TIRANA, May 5 – A very tough job for the media this time of the May 8 local elections and not because of the election difficulties rather than a closer political and financial affiliation that media outlets have established with the political parties and politicians running this time.
Elections cover the main part of the news in the television stations and the newspapers. Elections are the main topic of the TV talk shows that are everyday in the many TV stations.
Elections are the ‘specialization’ of the media opinionates chatting and quarreling every day.
Yes, that has been a tough job but, on the other side, such an easy one for the common people to understand if this journalists or the other affiliates with this or that political party of politician.
The media also turned into a debate after broadcasters came under pressure to air pre-packaged campaign tapes of the political parties or their candidates.
At the end the Electoral College decided that media outlets are not obliged to air them and that they should be let free to cover the daily agenda of the candidates.
Wollfarth welcomed the recent decision of the Electoral College recognizing the right of TV stations to choose whether or not to use ready-made tapes from political parties.
“The media have an extremely important role to play in the ongoing electoral process in informing citizens of political parties’ programmes and candidates’ platforms,” Wollfarth stressed. “Through objective and balanced reporting, they can contribute to the consolidation of democracy in Albania.”
At the beginning of the electoral campaign some TV stations said they would not accept to broadcast any footage sent from the political parties and candidates, reacting to a significant criticism to this practice from 2009 elections’ ODIHR report. But he Media Monitoring Board, or its majority membership, suggested that the TV stations should compensate the parties and candidates with the time that the law requires by broadcasting footage shot from parties, if the media are not able to follow the activities required.
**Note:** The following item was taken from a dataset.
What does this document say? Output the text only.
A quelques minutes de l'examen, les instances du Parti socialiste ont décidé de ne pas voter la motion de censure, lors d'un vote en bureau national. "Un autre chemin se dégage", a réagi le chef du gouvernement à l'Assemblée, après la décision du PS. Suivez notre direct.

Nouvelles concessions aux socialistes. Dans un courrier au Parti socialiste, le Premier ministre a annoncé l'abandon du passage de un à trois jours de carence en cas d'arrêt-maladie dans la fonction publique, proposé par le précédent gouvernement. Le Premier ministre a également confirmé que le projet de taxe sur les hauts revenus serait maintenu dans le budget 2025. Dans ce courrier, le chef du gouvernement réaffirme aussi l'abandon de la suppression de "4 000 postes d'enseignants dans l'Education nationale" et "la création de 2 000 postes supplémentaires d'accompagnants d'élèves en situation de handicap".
the governing Democrats claimed that its candidate for mayor in the capital Lulzim Basha did not receive sufficient and appropriate coverage in the media. But some private TV stations said they were not notified at all about his daily agenda and, moreover, their cameras were not let free to cover his activities.
ODIHR’s second interim report stated that with the decision on tapes the Board exceeded its competencies, allowing the political parties to affect editorial decisions of private media.
That decision led to reactions and debates from media outlets, media experts, and civil society. The journalists’ trade union and associations regarded this decision as unacceptable and incompatible with journalists’ mission, expressing their solidarity with the media outlets that had made the decision to refuse broadcasting ready-made tapes.
In April OSCE Presence also held seminars on election reporting ahead of local elections in Albania. The project was implemented ahead of the 8 May local government elections, with the aim of further increasing the quality of media reports, especially outside the capital, during the election campaign, on Election Day and afterwards. The seminars gave journalists in Shkodra, Fier, Gjirokastra and Kor衠a better understanding of reporting during the electoral process, how election administration institutions function and how to access election-related information.